Saturday, May 26, 2018

On the Supposed Fatness of Spaniards


I have just remembered that blogging involves reading the Guardian.

Thisarticle says that Mediterraneans are the fattest people in Europe, naming Spain specifically. I find this very odd, because I don’t know where all these fat people are.

Not only do I live in the south of Spain, but I interact daily with large numbers of teenagers and young people (I was very bad in a previous life, I suspect) and very few of them are fat. Casting an eye over the groups I was teaching this morning, sizing them up as it were, I don’t think one in ten, one in twenty, could even be described as slightly fat, let alone obese. Chatting breezily with colleagues, the number of children we might refer to as ‘that fat one’, is very small indeed. In the street, also, by way of experiment, I tried applying the first adjective that came to mind to those I passed, and ‘fat’ crossed my mind very rarely.

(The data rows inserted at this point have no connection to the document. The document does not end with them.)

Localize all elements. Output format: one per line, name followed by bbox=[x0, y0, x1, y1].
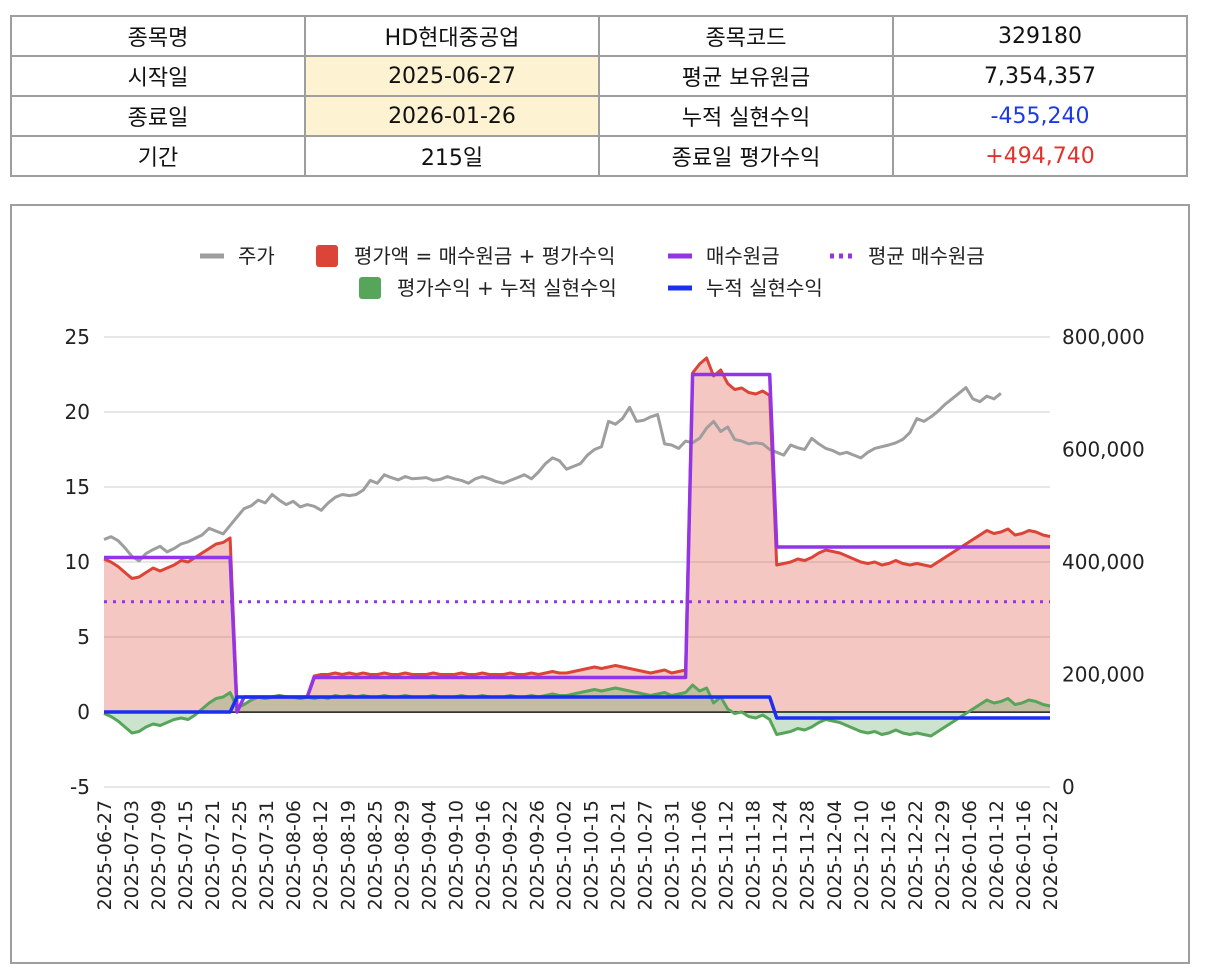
x-tick-label: 2025-06-27 bbox=[94, 800, 116, 910]
chart-lines bbox=[103, 356, 1051, 738]
x-tick-label: 2025-09-10 bbox=[445, 800, 467, 910]
x-tick-label: 2025-11-06 bbox=[689, 800, 711, 910]
y-right-tick-label: 600,000 bbox=[1062, 438, 1145, 462]
x-tick-label: 2025-08-29 bbox=[391, 800, 413, 910]
legend-label: 평가액 = 매수원금 + 평가수익 bbox=[354, 244, 615, 268]
y-right-tick-label: 200,000 bbox=[1062, 663, 1145, 687]
value-end-eval-profit: +494,740 bbox=[892, 135, 1188, 177]
x-tick-label: 2025-07-21 bbox=[202, 800, 224, 910]
label-period: 기간 bbox=[10, 135, 306, 177]
x-tick-label: 2025-11-28 bbox=[797, 800, 819, 910]
eval-area bbox=[104, 358, 1050, 712]
label-end-eval-profit: 종료일 평가수익 bbox=[598, 135, 894, 177]
y-left-tick-label: 10 bbox=[65, 550, 90, 574]
summary-table: 종목명 HD현대중공업 종목코드 329180 시작일 2025-06-27 평… bbox=[10, 15, 1188, 177]
legend-label: 매수원금 bbox=[706, 244, 780, 268]
x-tick-label: 2025-11-18 bbox=[743, 800, 765, 910]
y-left-tick-label: -5 bbox=[70, 775, 90, 799]
price-line bbox=[103, 386, 1002, 563]
x-tick-label: 2025-08-25 bbox=[364, 800, 386, 910]
x-tick-label: 2025-10-31 bbox=[662, 800, 684, 910]
x-tick-label: 2025-07-25 bbox=[229, 800, 251, 910]
value-avg-principal: 7,354,357 bbox=[892, 55, 1188, 97]
x-axis: 2025-06-27 2025-07-03 2025-07-09 2025-07-15… bbox=[94, 800, 1062, 910]
value-period: 215일 bbox=[304, 135, 600, 177]
value-start-date[interactable]: 2025-06-27 bbox=[304, 55, 600, 97]
label-realized-profit: 누적 실현수익 bbox=[598, 95, 894, 137]
x-tick-label: 2025-10-15 bbox=[581, 800, 603, 910]
label-avg-principal: 평균 보유원금 bbox=[598, 55, 894, 97]
value-stock-code: 329180 bbox=[892, 15, 1188, 57]
x-tick-label: 2025-07-31 bbox=[256, 800, 278, 910]
label-stock-name: 종목명 bbox=[10, 15, 306, 57]
x-tick-label: 2025-11-12 bbox=[716, 800, 738, 910]
x-tick-label: 2025-07-15 bbox=[175, 800, 197, 910]
y-left-tick-label: 25 bbox=[65, 325, 90, 349]
x-tick-label: 2025-11-24 bbox=[770, 800, 792, 910]
x-tick-label: 2025-10-21 bbox=[608, 800, 630, 910]
legend-swatch bbox=[359, 277, 381, 299]
x-tick-label: 2026-01-22 bbox=[1040, 800, 1062, 910]
x-tick-label: 2025-07-09 bbox=[148, 800, 170, 910]
value-stock-name: HD현대중공업 bbox=[304, 15, 600, 57]
chart-grid bbox=[104, 336, 1050, 788]
x-tick-label: 2025-09-16 bbox=[472, 800, 494, 910]
y-left-tick-label: 5 bbox=[77, 625, 90, 649]
x-tick-label: 2025-08-19 bbox=[337, 800, 359, 910]
value-end-date[interactable]: 2026-01-26 bbox=[304, 95, 600, 137]
y-left-tick-label: 0 bbox=[77, 700, 90, 724]
x-tick-label: 2025-07-03 bbox=[121, 800, 143, 910]
x-tick-label: 2025-09-22 bbox=[499, 800, 521, 910]
label-end-date: 종료일 bbox=[10, 95, 306, 137]
legend-swatch bbox=[316, 245, 338, 267]
y-right-tick-label: 800,000 bbox=[1062, 325, 1145, 349]
x-tick-label: 2025-08-12 bbox=[310, 800, 332, 910]
value-realized-profit: -455,240 bbox=[892, 95, 1188, 137]
x-tick-label: 2025-10-27 bbox=[635, 800, 657, 910]
y-axis-right: 800,000 600,000 400,000 200,000 0 bbox=[1062, 325, 1145, 799]
legend-label: 주가 bbox=[238, 244, 275, 268]
x-tick-label: 2026-01-06 bbox=[959, 800, 981, 910]
x-tick-label: 2025-12-10 bbox=[851, 800, 873, 910]
y-axis-left: 25 20 15 10 5 0 -5 bbox=[65, 325, 90, 799]
x-tick-label: 2026-01-12 bbox=[986, 800, 1008, 910]
x-tick-label: 2025-12-29 bbox=[932, 800, 954, 910]
label-stock-code: 종목코드 bbox=[598, 15, 894, 57]
label-start-date: 시작일 bbox=[10, 55, 306, 97]
table-row: 기간 215일 종료일 평가수익 +494,740 bbox=[10, 135, 1188, 177]
table-row: 시작일 2025-06-27 평균 보유원금 7,354,357 bbox=[10, 55, 1188, 97]
x-tick-label: 2025-12-22 bbox=[905, 800, 927, 910]
table-row: 종목명 HD현대중공업 종목코드 329180 bbox=[10, 15, 1188, 57]
realized-line bbox=[104, 695, 1050, 720]
x-tick-label: 2025-10-02 bbox=[554, 800, 576, 910]
legend-label: 평균 매수원금 bbox=[868, 244, 985, 268]
table-row: 종료일 2026-01-26 누적 실현수익 -455,240 bbox=[10, 95, 1188, 137]
x-tick-label: 2025-12-04 bbox=[824, 800, 846, 910]
y-right-tick-label: 0 bbox=[1062, 775, 1075, 799]
y-right-tick-label: 400,000 bbox=[1062, 550, 1145, 574]
legend-label: 누적 실현수익 bbox=[706, 276, 823, 300]
x-tick-label: 2025-09-26 bbox=[527, 800, 549, 910]
x-tick-label: 2026-01-16 bbox=[1013, 800, 1035, 910]
legend-label: 평가수익 + 누적 실현수익 bbox=[397, 276, 617, 300]
x-tick-label: 2025-09-04 bbox=[418, 800, 440, 910]
y-left-tick-label: 15 bbox=[65, 475, 90, 499]
y-left-tick-label: 20 bbox=[65, 400, 90, 424]
x-tick-label: 2025-08-06 bbox=[283, 800, 305, 910]
x-tick-label: 2025-12-16 bbox=[878, 800, 900, 910]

I also know that, to my students, eating fruit is a natural and enjoyable thing, we have conversations about which are their favourites, which is hard to imagine with English children, and most of them play some kind of spot regularly, again, it is a natural thing to do.

On the other hand, I visit England most summers and I am always struck by how big people (and dogs) are. Bulging thighs and upper arms, flabby stomachs and wobbly jowls seem to be everywhere you look.

South Americans and gypsies tend to be big and flabby around the backside and the midriff, but there have always been gypsies here, and I doubt if the recent increase in South Americans is large enough to skew the figures that much.

So I declare myself non-plussed, but I offer these observations from the theatre of action anyway. Perhaps someone can shed some light.